Fourth, the research points to an interesting and novel connection between property quality and pet ownership. Where previous research identifies poor property quality as a contributor to feelings of housing insecurity, for households renting with pets the relationship was more complex. While the poor quality of advertised pet-friendly properties was clearly viewed as a negative and contributed to the stress of moving house, the choice of poorer quality properties was also a strategy that pet owners used to secure housing in a competitive market. A second strategy was not requesting property repairs so that the agent and landlord would not think about or need to attend the property. This brought the risk of steadily decreasing property quality which is a concern for both tenants and landlords, but was framed by these participants as a way of assuring rental security over time.

Further research testing the significance of pets across a representative population sample would be of value. This research could valuably expand beyond the present paper’s focus on senses of housing security in renter households to ascertain the connection between pets and ‘real’ housing insecurity through comparing the housing access and mobility of households that include and do not include pets. Research with landlords and real estate tenancy managers would further extend this focus, bringing understanding of how these groups conceptualise pets. The findings further suggest the value of including pet ownership as a discriminating factor in access to rental housing, alongside factors such as household income, age, type and ethnicity that are already research recognised. Though restrictions on pet ownership cannot be considered as discrimination in the way that racism or age-based selection are, the social importance of pet-keeping, and the close bonds between people and their pets, make it an issue of community interest.
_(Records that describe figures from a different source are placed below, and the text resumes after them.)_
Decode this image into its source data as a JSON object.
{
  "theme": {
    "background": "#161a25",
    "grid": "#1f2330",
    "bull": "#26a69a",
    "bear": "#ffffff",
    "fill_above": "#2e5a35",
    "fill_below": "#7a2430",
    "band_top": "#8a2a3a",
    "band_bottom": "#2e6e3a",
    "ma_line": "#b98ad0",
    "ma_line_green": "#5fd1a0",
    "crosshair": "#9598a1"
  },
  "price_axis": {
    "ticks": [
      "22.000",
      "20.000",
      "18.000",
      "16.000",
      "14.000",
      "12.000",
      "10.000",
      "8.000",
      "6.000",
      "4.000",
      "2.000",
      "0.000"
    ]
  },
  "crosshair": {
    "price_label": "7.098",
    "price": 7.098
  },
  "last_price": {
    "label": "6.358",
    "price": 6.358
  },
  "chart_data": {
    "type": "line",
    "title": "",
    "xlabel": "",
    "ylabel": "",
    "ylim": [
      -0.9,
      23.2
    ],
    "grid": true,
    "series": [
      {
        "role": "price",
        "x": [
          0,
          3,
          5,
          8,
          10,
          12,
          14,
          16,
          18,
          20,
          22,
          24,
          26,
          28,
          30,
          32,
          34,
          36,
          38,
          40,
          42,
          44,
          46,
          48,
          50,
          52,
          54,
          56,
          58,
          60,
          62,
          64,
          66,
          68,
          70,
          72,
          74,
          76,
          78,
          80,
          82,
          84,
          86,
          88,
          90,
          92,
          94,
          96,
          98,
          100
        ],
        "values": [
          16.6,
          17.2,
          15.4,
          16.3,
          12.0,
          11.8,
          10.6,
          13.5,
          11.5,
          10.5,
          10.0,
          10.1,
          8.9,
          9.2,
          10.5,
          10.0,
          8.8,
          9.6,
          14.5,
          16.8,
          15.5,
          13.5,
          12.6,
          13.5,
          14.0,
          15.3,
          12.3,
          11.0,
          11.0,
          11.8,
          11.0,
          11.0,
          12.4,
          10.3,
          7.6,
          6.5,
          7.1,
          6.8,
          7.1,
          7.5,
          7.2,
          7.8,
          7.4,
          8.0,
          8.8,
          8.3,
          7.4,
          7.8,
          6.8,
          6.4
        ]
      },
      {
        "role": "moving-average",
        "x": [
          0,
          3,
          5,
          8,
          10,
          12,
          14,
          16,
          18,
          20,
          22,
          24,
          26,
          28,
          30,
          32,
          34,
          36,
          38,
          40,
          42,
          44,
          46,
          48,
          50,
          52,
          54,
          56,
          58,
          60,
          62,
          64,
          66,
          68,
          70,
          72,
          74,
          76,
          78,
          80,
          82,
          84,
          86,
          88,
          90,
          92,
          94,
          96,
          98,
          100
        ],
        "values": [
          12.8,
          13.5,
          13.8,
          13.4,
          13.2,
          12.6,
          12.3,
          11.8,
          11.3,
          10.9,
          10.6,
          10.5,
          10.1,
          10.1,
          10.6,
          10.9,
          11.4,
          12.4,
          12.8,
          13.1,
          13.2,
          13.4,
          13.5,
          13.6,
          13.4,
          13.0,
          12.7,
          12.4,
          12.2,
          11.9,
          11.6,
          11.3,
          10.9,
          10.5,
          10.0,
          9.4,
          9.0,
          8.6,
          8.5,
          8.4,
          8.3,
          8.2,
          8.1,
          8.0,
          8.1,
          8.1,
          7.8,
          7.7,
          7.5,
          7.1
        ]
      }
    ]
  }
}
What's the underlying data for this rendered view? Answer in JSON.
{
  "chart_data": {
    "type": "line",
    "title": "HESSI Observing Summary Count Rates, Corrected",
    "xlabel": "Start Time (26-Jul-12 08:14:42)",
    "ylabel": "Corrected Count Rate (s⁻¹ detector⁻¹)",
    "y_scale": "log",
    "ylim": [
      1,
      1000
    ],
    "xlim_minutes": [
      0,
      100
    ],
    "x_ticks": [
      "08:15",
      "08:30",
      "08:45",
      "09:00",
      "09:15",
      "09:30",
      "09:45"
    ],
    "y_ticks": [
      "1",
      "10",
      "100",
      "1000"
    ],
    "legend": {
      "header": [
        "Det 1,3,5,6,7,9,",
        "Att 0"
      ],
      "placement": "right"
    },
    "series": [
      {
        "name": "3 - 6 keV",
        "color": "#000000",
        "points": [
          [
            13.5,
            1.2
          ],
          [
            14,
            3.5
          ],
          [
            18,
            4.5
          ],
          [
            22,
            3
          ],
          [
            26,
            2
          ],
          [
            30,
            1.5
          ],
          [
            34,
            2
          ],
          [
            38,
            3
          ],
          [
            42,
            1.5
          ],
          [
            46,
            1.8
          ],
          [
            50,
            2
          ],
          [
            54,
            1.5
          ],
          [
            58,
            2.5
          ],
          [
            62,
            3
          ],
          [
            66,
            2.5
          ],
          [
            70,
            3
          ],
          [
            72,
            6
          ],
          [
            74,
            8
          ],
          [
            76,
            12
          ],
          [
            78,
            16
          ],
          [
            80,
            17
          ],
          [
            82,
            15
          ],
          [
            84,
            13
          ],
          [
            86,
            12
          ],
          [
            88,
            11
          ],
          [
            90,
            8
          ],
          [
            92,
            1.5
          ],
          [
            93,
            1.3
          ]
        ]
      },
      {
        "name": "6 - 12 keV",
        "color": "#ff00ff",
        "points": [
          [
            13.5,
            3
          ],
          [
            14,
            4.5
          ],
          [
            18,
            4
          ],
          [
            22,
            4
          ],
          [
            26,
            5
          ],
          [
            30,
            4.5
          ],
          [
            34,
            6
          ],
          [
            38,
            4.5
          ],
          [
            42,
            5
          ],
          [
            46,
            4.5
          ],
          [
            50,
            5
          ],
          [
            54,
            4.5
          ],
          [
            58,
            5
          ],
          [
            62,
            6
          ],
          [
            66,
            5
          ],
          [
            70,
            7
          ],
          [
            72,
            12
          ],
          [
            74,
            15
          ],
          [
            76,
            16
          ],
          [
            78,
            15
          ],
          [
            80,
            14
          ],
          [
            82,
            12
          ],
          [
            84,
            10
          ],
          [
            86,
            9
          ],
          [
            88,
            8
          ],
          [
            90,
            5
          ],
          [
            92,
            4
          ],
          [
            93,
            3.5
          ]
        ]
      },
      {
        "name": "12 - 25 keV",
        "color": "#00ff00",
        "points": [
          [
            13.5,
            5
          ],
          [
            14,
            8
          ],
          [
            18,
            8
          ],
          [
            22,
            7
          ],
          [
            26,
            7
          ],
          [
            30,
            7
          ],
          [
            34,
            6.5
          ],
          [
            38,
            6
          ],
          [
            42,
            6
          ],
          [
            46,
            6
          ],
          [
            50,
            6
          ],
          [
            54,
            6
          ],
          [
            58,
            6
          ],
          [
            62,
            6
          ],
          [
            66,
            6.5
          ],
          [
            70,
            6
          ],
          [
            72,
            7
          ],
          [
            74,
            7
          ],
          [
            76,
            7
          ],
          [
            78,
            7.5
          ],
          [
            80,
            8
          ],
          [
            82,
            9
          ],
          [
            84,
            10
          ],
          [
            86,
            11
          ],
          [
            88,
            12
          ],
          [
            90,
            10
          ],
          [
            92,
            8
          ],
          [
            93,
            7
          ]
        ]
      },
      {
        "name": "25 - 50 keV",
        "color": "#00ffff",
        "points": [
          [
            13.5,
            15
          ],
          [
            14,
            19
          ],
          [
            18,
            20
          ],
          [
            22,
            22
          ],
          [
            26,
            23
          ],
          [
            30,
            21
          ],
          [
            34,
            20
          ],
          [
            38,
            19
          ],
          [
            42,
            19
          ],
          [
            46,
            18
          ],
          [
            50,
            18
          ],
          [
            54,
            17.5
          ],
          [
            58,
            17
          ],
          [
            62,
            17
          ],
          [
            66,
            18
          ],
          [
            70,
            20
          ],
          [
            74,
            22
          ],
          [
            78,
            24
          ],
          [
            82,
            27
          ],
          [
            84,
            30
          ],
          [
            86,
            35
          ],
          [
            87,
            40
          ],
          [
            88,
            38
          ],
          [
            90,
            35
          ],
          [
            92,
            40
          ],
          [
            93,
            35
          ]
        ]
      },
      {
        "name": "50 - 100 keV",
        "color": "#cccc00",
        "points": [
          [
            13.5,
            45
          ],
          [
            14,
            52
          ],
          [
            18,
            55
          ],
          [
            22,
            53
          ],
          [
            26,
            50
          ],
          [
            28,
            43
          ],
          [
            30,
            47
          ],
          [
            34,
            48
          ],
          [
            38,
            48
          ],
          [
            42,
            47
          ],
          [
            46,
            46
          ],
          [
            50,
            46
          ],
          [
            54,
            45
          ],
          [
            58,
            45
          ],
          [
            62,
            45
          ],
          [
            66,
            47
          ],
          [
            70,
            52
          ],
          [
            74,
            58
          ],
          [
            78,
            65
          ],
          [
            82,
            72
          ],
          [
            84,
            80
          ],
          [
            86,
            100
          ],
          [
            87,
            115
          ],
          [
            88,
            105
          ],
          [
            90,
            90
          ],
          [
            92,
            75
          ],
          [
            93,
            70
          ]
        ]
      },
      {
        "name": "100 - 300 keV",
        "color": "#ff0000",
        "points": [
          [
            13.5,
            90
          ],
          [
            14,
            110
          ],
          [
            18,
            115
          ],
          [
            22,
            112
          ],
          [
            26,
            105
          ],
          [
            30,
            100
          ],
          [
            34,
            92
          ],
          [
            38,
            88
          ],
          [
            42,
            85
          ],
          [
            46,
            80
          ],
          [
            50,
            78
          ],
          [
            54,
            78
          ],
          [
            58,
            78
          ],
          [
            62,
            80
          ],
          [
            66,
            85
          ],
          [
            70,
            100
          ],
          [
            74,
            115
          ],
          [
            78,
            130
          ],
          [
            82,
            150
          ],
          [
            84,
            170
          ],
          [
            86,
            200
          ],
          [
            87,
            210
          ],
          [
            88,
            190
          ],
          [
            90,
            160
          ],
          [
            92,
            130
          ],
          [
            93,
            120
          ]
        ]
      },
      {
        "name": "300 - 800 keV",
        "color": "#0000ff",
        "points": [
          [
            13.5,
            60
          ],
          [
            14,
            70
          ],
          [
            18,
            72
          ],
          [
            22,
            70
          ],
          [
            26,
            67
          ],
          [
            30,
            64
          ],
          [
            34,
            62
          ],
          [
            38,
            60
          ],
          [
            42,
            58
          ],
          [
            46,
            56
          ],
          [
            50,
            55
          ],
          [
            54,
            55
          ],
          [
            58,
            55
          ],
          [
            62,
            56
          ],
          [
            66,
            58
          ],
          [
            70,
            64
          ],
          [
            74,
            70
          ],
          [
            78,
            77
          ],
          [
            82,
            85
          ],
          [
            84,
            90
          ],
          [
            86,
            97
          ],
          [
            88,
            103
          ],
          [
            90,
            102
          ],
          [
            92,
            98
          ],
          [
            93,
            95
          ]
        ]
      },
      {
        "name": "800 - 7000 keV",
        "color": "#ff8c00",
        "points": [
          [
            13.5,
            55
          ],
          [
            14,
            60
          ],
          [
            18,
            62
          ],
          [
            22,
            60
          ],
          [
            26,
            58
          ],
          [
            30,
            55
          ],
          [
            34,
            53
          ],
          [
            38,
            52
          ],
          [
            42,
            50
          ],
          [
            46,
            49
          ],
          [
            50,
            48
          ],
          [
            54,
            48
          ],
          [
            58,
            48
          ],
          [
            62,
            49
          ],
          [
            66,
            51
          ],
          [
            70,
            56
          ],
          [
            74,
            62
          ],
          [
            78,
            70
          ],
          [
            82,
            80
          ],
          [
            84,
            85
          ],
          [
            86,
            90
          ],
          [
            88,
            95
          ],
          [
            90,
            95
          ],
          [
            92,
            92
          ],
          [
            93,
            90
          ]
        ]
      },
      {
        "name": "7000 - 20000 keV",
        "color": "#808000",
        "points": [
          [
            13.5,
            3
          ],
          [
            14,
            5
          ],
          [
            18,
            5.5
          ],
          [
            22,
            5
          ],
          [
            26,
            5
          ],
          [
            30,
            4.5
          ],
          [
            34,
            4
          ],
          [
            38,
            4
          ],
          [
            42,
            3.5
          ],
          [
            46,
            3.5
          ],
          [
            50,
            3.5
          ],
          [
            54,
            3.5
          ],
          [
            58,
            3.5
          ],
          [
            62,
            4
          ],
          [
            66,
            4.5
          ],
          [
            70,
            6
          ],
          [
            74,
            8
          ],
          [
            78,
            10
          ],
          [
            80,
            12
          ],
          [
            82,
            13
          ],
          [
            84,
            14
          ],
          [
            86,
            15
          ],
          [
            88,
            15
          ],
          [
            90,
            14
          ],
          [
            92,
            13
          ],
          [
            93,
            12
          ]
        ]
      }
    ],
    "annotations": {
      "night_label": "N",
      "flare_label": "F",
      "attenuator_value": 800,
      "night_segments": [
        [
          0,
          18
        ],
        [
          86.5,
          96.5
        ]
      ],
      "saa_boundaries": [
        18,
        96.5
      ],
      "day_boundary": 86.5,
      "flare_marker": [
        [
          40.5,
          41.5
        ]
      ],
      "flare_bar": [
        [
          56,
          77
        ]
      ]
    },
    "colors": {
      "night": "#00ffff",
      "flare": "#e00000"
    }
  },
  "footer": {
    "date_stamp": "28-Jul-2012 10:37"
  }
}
More pointedly, the vast numbers of animals being relinquished to shelters and pounds, and the recognised role that limited volumes of pet-friendly housing play within these figures, make the issue of broader ethical concern.

Disclosure statement

No potential conflict of interest was reported by the author.

Funding

This research was funded through the Western Sydney University industry Research Partnerships Program in conjunction with MARS Petcare.

Acknowledgements

My thanks go to the people who participated in this research in the online survey and particularly those who gave their time to share their experiences in an in-depth interview. Thanks also to Brownyn Bate for excellent research assistance throughout the project, and to Tim Adams and Susie Willis from the former Petcare Information and Advisory Service who were my initial collaborators in the project. Finally, I have appreciated the constructive and valuable thoughts of the referees: their insights have improved the paper.

Notes

1. New South Wales is the state within which Sydney, the research location, is located.

2. In Australia, Strata Title governs the majority of apartments. It allows for separate ownership of each apartment within a building and governance through a ‘body corporate’ consisting of property owners. Tenants are not part of the body corporate and cannot vote on any issue, including apartment building management or by-laws governing apartments.